Irgendwann im Jahr 2010 kam der Tiefpunkt im Leben des Antoine Walker. Gut zwei Jahre nach seinem letzten Auftritt in der NBA stand er da mit nichts. Fast nichts. Ein Haus war noch übrig, welches er etwa 14 Jahre zuvor für seine Mutter bauen ließ. "Verkauf das Haus", sagte Walkers Mutter nun zu ihm. Und er brach in Tränen aus.
"Ich habe meiner Mutter das Haus von Grund auf aufgebaut. Ich habe 4,1 Millionen Dollar dafür ausgegeben, ein knapp 1400 Quadratmeter großes Grundstück, ein Indoor Pool. Alles, was du dir vorstellen kannst, war in diesem Haus", berichtete Walker Jahre später im Podcast "I Am Athlete". 1996 hatte er es errichten lassen, kurz nachdem die ersten Gehaltsschecks aus der NBA eintrafen, um seiner Mutter etwas Gutes zu tun.
"Nun musste ich eine Entscheidung treffen und ich fragte meine Mutter, was ich tun sollte. Ich konnte es nicht glauben, als sie sagte, ich solle es verkaufen. Ich bin zusammengebrochen", erinnerte sich der heute 46-Jährige. "Du willst einfach nicht, dass deine Mutter nochmal arbeiten muss, dass sie sowas erlebt." Doch letztlich blieb ihm keine Wahl. Walker musste das Haus verkaufen. Er war pleite.
Zwölf Jahre spielte Walker in der NBA, er war All-Star, Champion, strich insgesamt knapp 108 Millionen Dollar allein an Gehältern ein. Übrig blieben Schulden in Höhe von 12,7 Mio.
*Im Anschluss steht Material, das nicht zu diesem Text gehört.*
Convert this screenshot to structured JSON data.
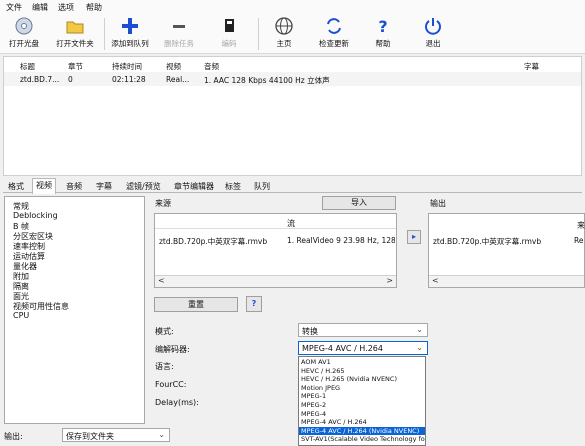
{
  "menu": {
    "items": [
      "文件",
      "编辑",
      "选项",
      "帮助"
    ]
  },
  "toolbar": {
    "buttons": [
      {
        "label": "打开光盘",
        "icon": "disc-icon"
      },
      {
        "label": "打开文件夹",
        "icon": "folder-icon"
      },
      {
        "label": "添加到队列",
        "icon": "plus-icon"
      },
      {
        "label": "删除任务",
        "icon": "minus-icon"
      },
      {
        "label": "编码",
        "icon": "encode-icon"
      },
      {
        "label": "主页",
        "icon": "globe-icon"
      },
      {
        "label": "检查更新",
        "icon": "refresh-icon"
      },
      {
        "label": "帮助",
        "icon": "help-icon"
      },
      {
        "label": "退出",
        "icon": "power-icon"
      }
    ]
  },
  "queue": {
    "headers": [
      "标题",
      "章节",
      "持续时间",
      "视频",
      "音频",
      "字幕"
    ],
    "rows": [
      [
        "ztd.BD.7...",
        "0",
        "02:11:28",
        "Real...",
        "1. AAC  128 Kbps 44100 Hz 立体声",
        ""
      ]
    ]
  },
  "tabs": [
    "格式",
    "视频",
    "音频",
    "字幕",
    "滤镜/预览",
    "章节编辑器",
    "标签",
    "队列"
  ],
  "left_list": [
    "常规",
    "Deblocking",
    "B 帧",
    "分区宏区块",
    "速率控制",
    "运动估算",
    "量化器",
    "附加",
    "隔离",
    "面光",
    "视频可用性信息",
    "CPU"
  ],
  "source": {
    "label": "来源",
    "import_button": "导入",
    "stream_header": "流",
    "file": "ztd.BD.720p.中英双字幕.rmvb",
    "stream": "1. RealVideo 9 23.98 Hz, 1280 x"
  },
  "output": {
    "label": "输出",
    "header_partial": "来",
    "file": "ztd.BD.720p.中英双字幕.rmvb",
    "partial": "Re"
  },
  "controls": {
    "arrow_button": "▸",
    "reset_button": "重置",
    "help_button": "?",
    "mode_label": "模式:",
    "mode_value": "转换",
    "codec_label": "编解码器:",
    "codec_value": "MPEG-4 AVC / H.264",
    "language_label": "语言:",
    "fourcc_label": "FourCC:",
    "delay_label": "Delay(ms):"
  },
  "codec_options": [
    "AOM AV1",
    "HEVC / H.265",
    "HEVC / H.265 (Nvidia NVENC)",
    "Motion JPEG",
    "MPEG-1",
    "MPEG-2",
    "MPEG-4",
    "MPEG-4 AVC / H.264",
    "MPEG-4 AVC / H.264 (Nvidia NVENC)",
    "SVT-AV1(Scalable Video Technology for AV1 encod"
  ],
  "codec_selected_index": 8,
  "bottom": {
    "output_label": "输出:",
    "output_value": "保存到文件夹"
  },
  "colors": {
    "selection": "#0a64d6",
    "plus": "#1c4fd0"
  }
}
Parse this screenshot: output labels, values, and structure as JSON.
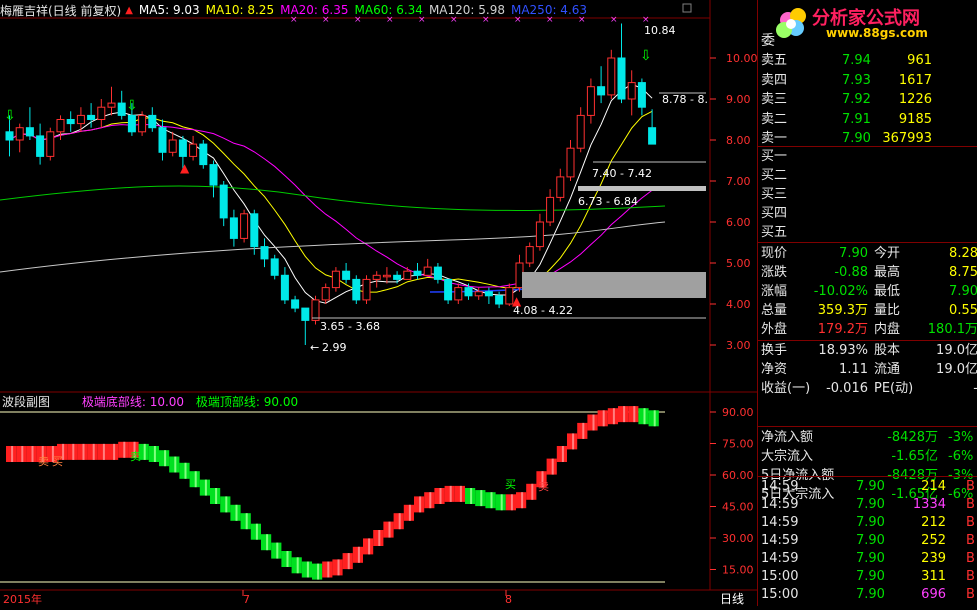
{
  "main_header": {
    "stock": "梅雁吉祥(日线 前复权)",
    "ma": [
      {
        "label": "MA5: 9.03",
        "color": "#ffffff"
      },
      {
        "label": "MA10: 8.25",
        "color": "#ffff00"
      },
      {
        "label": "MA20: 6.35",
        "color": "#ff00ff"
      },
      {
        "label": "MA60: 6.34",
        "color": "#00ff00"
      },
      {
        "label": "MA120: 5.98",
        "color": "#d0d0d0"
      },
      {
        "label": "MA250: 4.63",
        "color": "#3050ff"
      }
    ]
  },
  "price_axis": [
    "10.00",
    "9.00",
    "8.00",
    "7.00",
    "6.00",
    "5.00",
    "4.00",
    "3.00"
  ],
  "annotations": {
    "high": "10.84",
    "r1": "8.78 - 8.",
    "r2": "7.40 - 7.42",
    "r3": "6.73 - 6.84",
    "r4": "4.08 - 4.22",
    "r5": "3.65 - 3.68",
    "low": "2.99"
  },
  "sub_header": {
    "title": "波段副图",
    "bottom_line": "极端底部线: 10.00",
    "top_line": "极端顶部线: 90.00"
  },
  "sub_axis": [
    "90.00",
    "75.00",
    "60.00",
    "45.00",
    "30.00",
    "15.00"
  ],
  "sub_marks": {
    "sell1": "卖",
    "buy1": "买",
    "sell2": "卖",
    "buy2": "买",
    "sell3": "卖"
  },
  "x_axis": {
    "year": "2015年",
    "m7": "7",
    "m8": "8",
    "period": "日线"
  },
  "logo": {
    "text": "分析家公式网",
    "url": "www.88gs.com"
  },
  "orderbook": {
    "title_char": "委",
    "sells": [
      {
        "label": "卖五",
        "price": "7.94",
        "vol": "961"
      },
      {
        "label": "卖四",
        "price": "7.93",
        "vol": "1617"
      },
      {
        "label": "卖三",
        "price": "7.92",
        "vol": "1226"
      },
      {
        "label": "卖二",
        "price": "7.91",
        "vol": "9185"
      },
      {
        "label": "卖一",
        "price": "7.90",
        "vol": "367993"
      }
    ],
    "buys": [
      "买一",
      "买二",
      "买三",
      "买四",
      "买五"
    ]
  },
  "quote": [
    {
      "l": "现价",
      "v": "7.90",
      "vc": "#00e000",
      "l2": "今开",
      "v2": "8.28",
      "v2c": "#ffff00"
    },
    {
      "l": "涨跌",
      "v": "-0.88",
      "vc": "#00e000",
      "l2": "最高",
      "v2": "8.75",
      "v2c": "#ffff00"
    },
    {
      "l": "涨幅",
      "v": "-10.02%",
      "vc": "#00e000",
      "l2": "最低",
      "v2": "7.90",
      "v2c": "#00e000"
    },
    {
      "l": "总量",
      "v": "359.3万",
      "vc": "#ffff00",
      "l2": "量比",
      "v2": "0.55",
      "v2c": "#ffff00"
    },
    {
      "l": "外盘",
      "v": "179.2万",
      "vc": "#ff3030",
      "l2": "内盘",
      "v2": "180.1万",
      "v2c": "#00e000"
    }
  ],
  "stats": [
    {
      "l": "换手",
      "v": "18.93%",
      "l2": "股本",
      "v2": "19.0亿"
    },
    {
      "l": "净资",
      "v": "1.11",
      "l2": "流通",
      "v2": "19.0亿"
    },
    {
      "l": "收益(一)",
      "v": "-0.016",
      "l2": "PE(动)",
      "v2": "-"
    }
  ],
  "flows": [
    {
      "l": "净流入额",
      "v": "-8428万",
      "p": "-3%"
    },
    {
      "l": "大宗流入",
      "v": "-1.65亿",
      "p": "-6%"
    },
    {
      "l": "5日净流入额",
      "v": "-8428万",
      "p": "-3%"
    },
    {
      "l": "5日大宗流入",
      "v": "-1.65亿",
      "p": "-6%"
    }
  ],
  "ticks": [
    {
      "t": "14:59",
      "p": "7.90",
      "v": "214",
      "s": "B",
      "vc": "#ffff00"
    },
    {
      "t": "14:59",
      "p": "7.90",
      "v": "1334",
      "s": "B",
      "vc": "#ff40ff"
    },
    {
      "t": "14:59",
      "p": "7.90",
      "v": "212",
      "s": "B",
      "vc": "#ffff00"
    },
    {
      "t": "14:59",
      "p": "7.90",
      "v": "252",
      "s": "B",
      "vc": "#ffff00"
    },
    {
      "t": "14:59",
      "p": "7.90",
      "v": "239",
      "s": "B",
      "vc": "#ffff00"
    },
    {
      "t": "15:00",
      "p": "7.90",
      "v": "311",
      "s": "B",
      "vc": "#ffff00"
    },
    {
      "t": "15:00",
      "p": "7.90",
      "v": "696",
      "s": "B",
      "vc": "#ff40ff"
    }
  ]
}
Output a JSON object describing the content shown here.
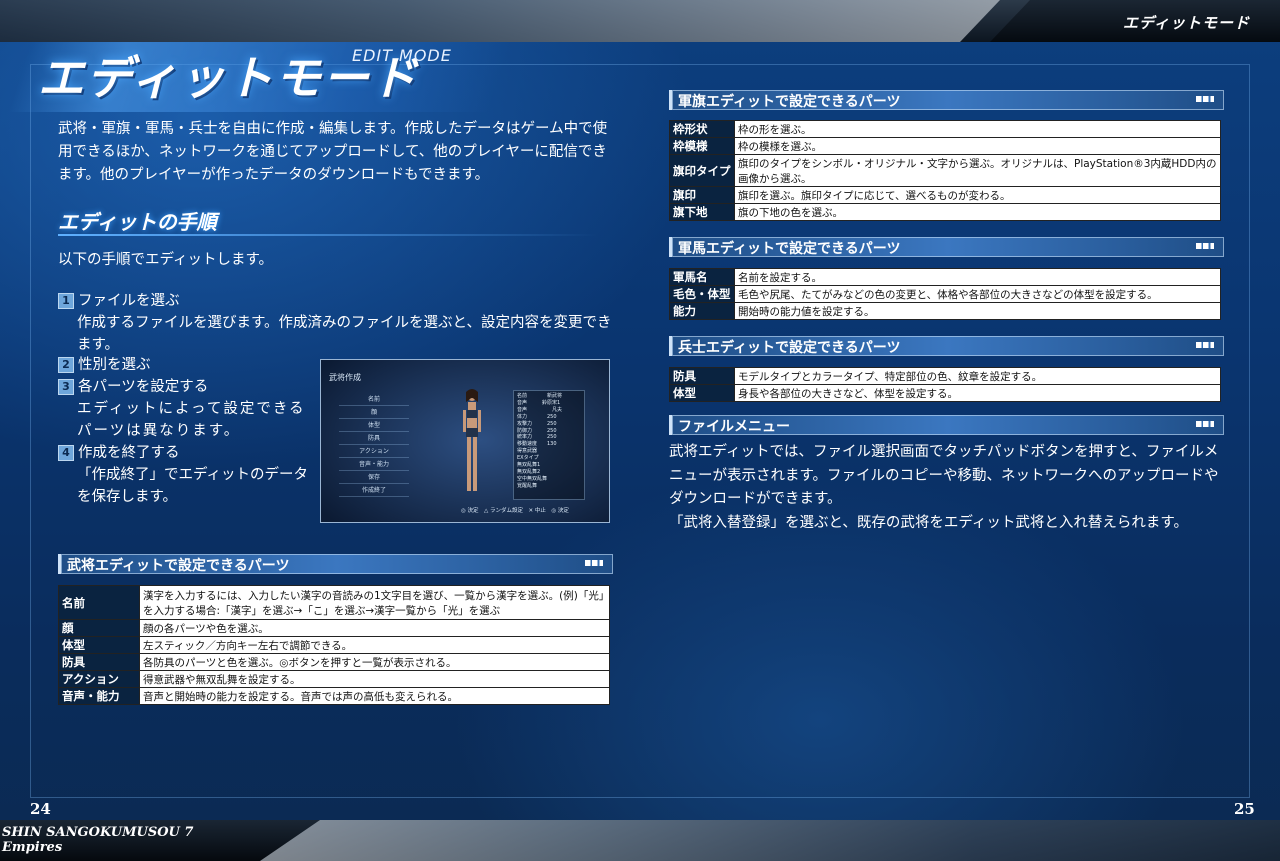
{
  "header": {
    "label": "エディットモード"
  },
  "title": {
    "main": "エディットモード",
    "sub": "EDIT MODE"
  },
  "lead": "武将・軍旗・軍馬・兵士を自由に作成・編集します。作成したデータはゲーム中で使用できるほか、ネットワークを通じてアップロードして、他のプレイヤーに配信できます。他のプレイヤーが作ったデータのダウンロードもできます。",
  "procedure": {
    "heading": "エディットの手順",
    "intro": "以下の手順でエディットします。",
    "steps": [
      {
        "num": "1",
        "title": "ファイルを選ぶ",
        "body": "作成するファイルを選びます。作成済みのファイルを選ぶと、設定内容を変更できます。"
      },
      {
        "num": "2",
        "title": "性別を選ぶ",
        "body": ""
      },
      {
        "num": "3",
        "title": "各パーツを設定する",
        "body": "エディットによって設定できるパーツは異なります。"
      },
      {
        "num": "4",
        "title": "作成を終了する",
        "body": "「作成終了」でエディットのデータを保存します。"
      }
    ]
  },
  "screenshot": {
    "title": "武将作成",
    "menu": [
      "名前",
      "顔",
      "体型",
      "防具",
      "アクション",
      "音声・能力",
      "保存",
      "作成終了"
    ],
    "stats": [
      "名前　　　　新武将",
      "音声　　　鈴原宋1",
      "音声　　　　　凡夫",
      "体力　　　　250",
      "攻撃力　　　250",
      "防御力　　　250",
      "統率力　　　250",
      "移動速度　　130",
      "得意武器　　　　　",
      "EXタイプ　　　　",
      "無双乱舞1　　",
      "無双乱舞2　　",
      "空中無双乱舞",
      "覚醒乱舞"
    ],
    "footer": "◎ 決定　△ ランダム設定　✕ 中止　◎ 決定"
  },
  "general_table": {
    "heading": "武将エディットで設定できるパーツ",
    "rows": [
      {
        "k": "名前",
        "v": "漢字を入力するには、入力したい漢字の音読みの1文字目を選び、一覧から漢字を選ぶ。(例)「光」を入力する場合:「漢字」を選ぶ→「こ」を選ぶ→漢字一覧から「光」を選ぶ"
      },
      {
        "k": "顔",
        "v": "顔の各パーツや色を選ぶ。"
      },
      {
        "k": "体型",
        "v": "左スティック／方向キー左右で調節できる。"
      },
      {
        "k": "防具",
        "v": "各防具のパーツと色を選ぶ。◎ボタンを押すと一覧が表示される。"
      },
      {
        "k": "アクション",
        "v": "得意武器や無双乱舞を設定する。"
      },
      {
        "k": "音声・能力",
        "v": "音声と開始時の能力を設定する。音声では声の高低も変えられる。"
      }
    ]
  },
  "flag_table": {
    "heading": "軍旗エディットで設定できるパーツ",
    "rows": [
      {
        "k": "枠形状",
        "v": "枠の形を選ぶ。"
      },
      {
        "k": "枠模様",
        "v": "枠の模様を選ぶ。"
      },
      {
        "k": "旗印タイプ",
        "v": "旗印のタイプをシンボル・オリジナル・文字から選ぶ。オリジナルは、PlayStation®3内蔵HDD内の画像から選ぶ。"
      },
      {
        "k": "旗印",
        "v": "旗印を選ぶ。旗印タイプに応じて、選べるものが変わる。"
      },
      {
        "k": "旗下地",
        "v": "旗の下地の色を選ぶ。"
      }
    ]
  },
  "horse_table": {
    "heading": "軍馬エディットで設定できるパーツ",
    "rows": [
      {
        "k": "軍馬名",
        "v": "名前を設定する。"
      },
      {
        "k": "毛色・体型",
        "v": "毛色や尻尾、たてがみなどの色の変更と、体格や各部位の大きさなどの体型を設定する。"
      },
      {
        "k": "能力",
        "v": "開始時の能力値を設定する。"
      }
    ]
  },
  "soldier_table": {
    "heading": "兵士エディットで設定できるパーツ",
    "rows": [
      {
        "k": "防具",
        "v": "モデルタイプとカラータイプ、特定部位の色、紋章を設定する。"
      },
      {
        "k": "体型",
        "v": "身長や各部位の大きさなど、体型を設定する。"
      }
    ]
  },
  "file_menu": {
    "heading": "ファイルメニュー",
    "body1": "武将エディットでは、ファイル選択画面でタッチパッドボタンを押すと、ファイルメニューが表示されます。ファイルのコピーや移動、ネットワークへのアップロードやダウンロードができます。",
    "body2": "「武将入替登録」を選ぶと、既存の武将をエディット武将と入れ替えられます。"
  },
  "footer": {
    "title": "SHIN SANGOKUMUSOU 7 Empires",
    "page_left": "24",
    "page_right": "25"
  }
}
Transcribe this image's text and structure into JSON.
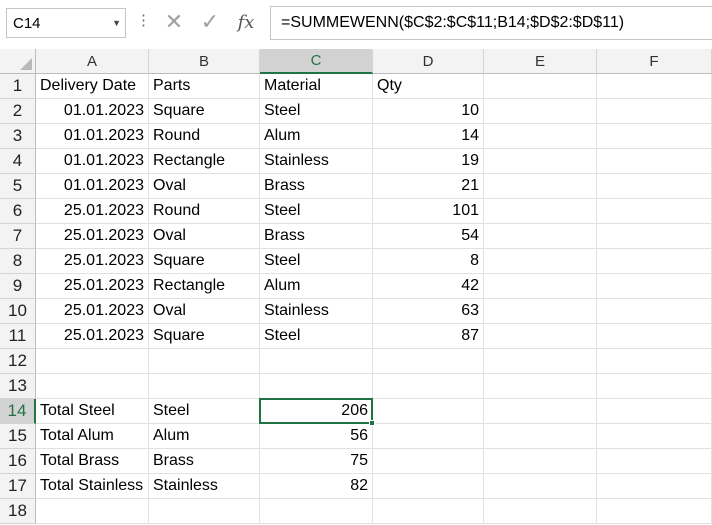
{
  "name_box": {
    "value": "C14"
  },
  "formula_bar": {
    "formula": "=SUMMEWENN($C$2:$C$11;B14;$D$2:$D$11)",
    "cancel_glyph": "✕",
    "enter_glyph": "✓",
    "fx_label": "fx"
  },
  "columns": [
    "A",
    "B",
    "C",
    "D",
    "E",
    "F"
  ],
  "active_column": "C",
  "active_row": 14,
  "rows": [
    {
      "n": "1",
      "a": "Delivery Date",
      "b": "Parts",
      "c": "Material",
      "d": "Qty"
    },
    {
      "n": "2",
      "a": "01.01.2023",
      "b": "Square",
      "c": "Steel",
      "d": "10"
    },
    {
      "n": "3",
      "a": "01.01.2023",
      "b": "Round",
      "c": "Alum",
      "d": "14"
    },
    {
      "n": "4",
      "a": "01.01.2023",
      "b": "Rectangle",
      "c": "Stainless",
      "d": "19"
    },
    {
      "n": "5",
      "a": "01.01.2023",
      "b": "Oval",
      "c": "Brass",
      "d": "21"
    },
    {
      "n": "6",
      "a": "25.01.2023",
      "b": "Round",
      "c": "Steel",
      "d": "101"
    },
    {
      "n": "7",
      "a": "25.01.2023",
      "b": "Oval",
      "c": "Brass",
      "d": "54"
    },
    {
      "n": "8",
      "a": "25.01.2023",
      "b": "Square",
      "c": "Steel",
      "d": "8"
    },
    {
      "n": "9",
      "a": "25.01.2023",
      "b": "Rectangle",
      "c": "Alum",
      "d": "42"
    },
    {
      "n": "10",
      "a": "25.01.2023",
      "b": "Oval",
      "c": "Stainless",
      "d": "63"
    },
    {
      "n": "11",
      "a": "25.01.2023",
      "b": "Square",
      "c": "Steel",
      "d": "87"
    },
    {
      "n": "12",
      "a": "",
      "b": "",
      "c": "",
      "d": ""
    },
    {
      "n": "13",
      "a": "",
      "b": "",
      "c": "",
      "d": ""
    },
    {
      "n": "14",
      "a": "Total Steel",
      "b": "Steel",
      "c": "206",
      "d": ""
    },
    {
      "n": "15",
      "a": "Total Alum",
      "b": "Alum",
      "c": "56",
      "d": ""
    },
    {
      "n": "16",
      "a": "Total Brass",
      "b": "Brass",
      "c": "75",
      "d": ""
    },
    {
      "n": "17",
      "a": "Total Stainless",
      "b": "Stainless",
      "c": "82",
      "d": ""
    },
    {
      "n": "18",
      "a": "",
      "b": "",
      "c": "",
      "d": ""
    }
  ],
  "colors": {
    "accent": "#217346",
    "header_bg": "#f3f3f3",
    "active_header_bg": "#d2d2d2",
    "gridline": "#e1e1e1"
  }
}
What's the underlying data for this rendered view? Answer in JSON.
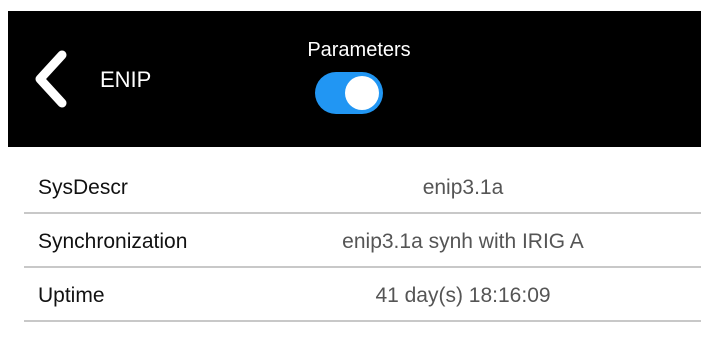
{
  "header": {
    "back_icon": "chevron-left-icon",
    "title": "ENIP",
    "parameters_label": "Parameters",
    "parameters_toggle": {
      "state": "on",
      "color": "#2196f3"
    }
  },
  "params": [
    {
      "key": "SysDescr",
      "value": "enip3.1a"
    },
    {
      "key": "Synchronization",
      "value": "enip3.1a synh with IRIG A"
    },
    {
      "key": "Uptime",
      "value": "41 day(s) 18:16:09"
    }
  ]
}
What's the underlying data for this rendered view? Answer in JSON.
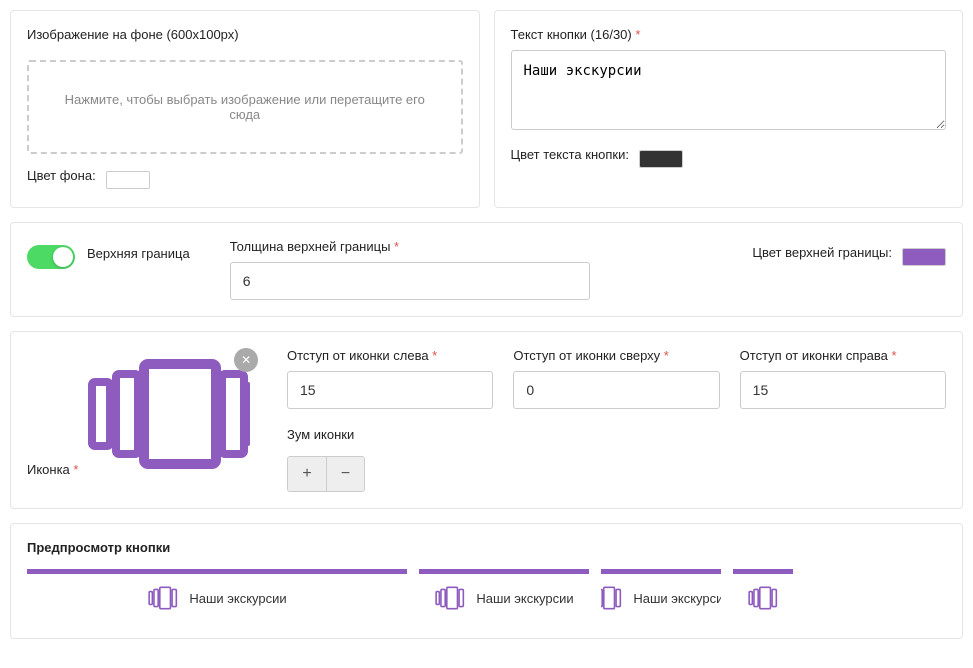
{
  "bgImage": {
    "label": "Изображение на фоне (600х100рх)",
    "dropzone": "Нажмите, чтобы выбрать изображение или перетащите его сюда",
    "bgColorLabel": "Цвет фона:",
    "bgColor": "#ffffff"
  },
  "buttonText": {
    "label": "Текст кнопки (16/30)",
    "value": "Наши экскурсии",
    "textColorLabel": "Цвет текста кнопки:",
    "textColor": "#333333"
  },
  "topBorder": {
    "toggleLabel": "Верхняя граница",
    "enabled": true,
    "thicknessLabel": "Толщина верхней границы",
    "thickness": "6",
    "colorLabel": "Цвет верхней границы:",
    "color": "#8e5bbf"
  },
  "icon": {
    "label": "Иконка",
    "marginLeftLabel": "Отступ от иконки слева",
    "marginLeft": "15",
    "marginTopLabel": "Отступ от иконки сверху",
    "marginTop": "0",
    "marginRightLabel": "Отступ от иконки справа",
    "marginRight": "15",
    "zoomLabel": "Зум иконки"
  },
  "preview": {
    "title": "Предпросмотр кнопки",
    "label": "Наши экскурсии"
  }
}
Dollar und der Bankrott. Wie konnte es nur so weit kommen?
Antoine Walker: Neue Hoffnung für die deprimierten Celtics
Eigentlich sollte Antoine Devon Walker mit seinem Basketball-Talent seine Familie aus einem ärmlichen Vorort von Chicago befreien. Dafür arbeitete seine alleinerziehende Mutter in dessen Kindheit Überstunden, um die High School für das älteste der sechs Kinder zu finanzieren. Es schien sich zu lohnen, Walker wurde an der Seite des späteren NFL-Quarterbacks Donovan McNabb schnell zum Star.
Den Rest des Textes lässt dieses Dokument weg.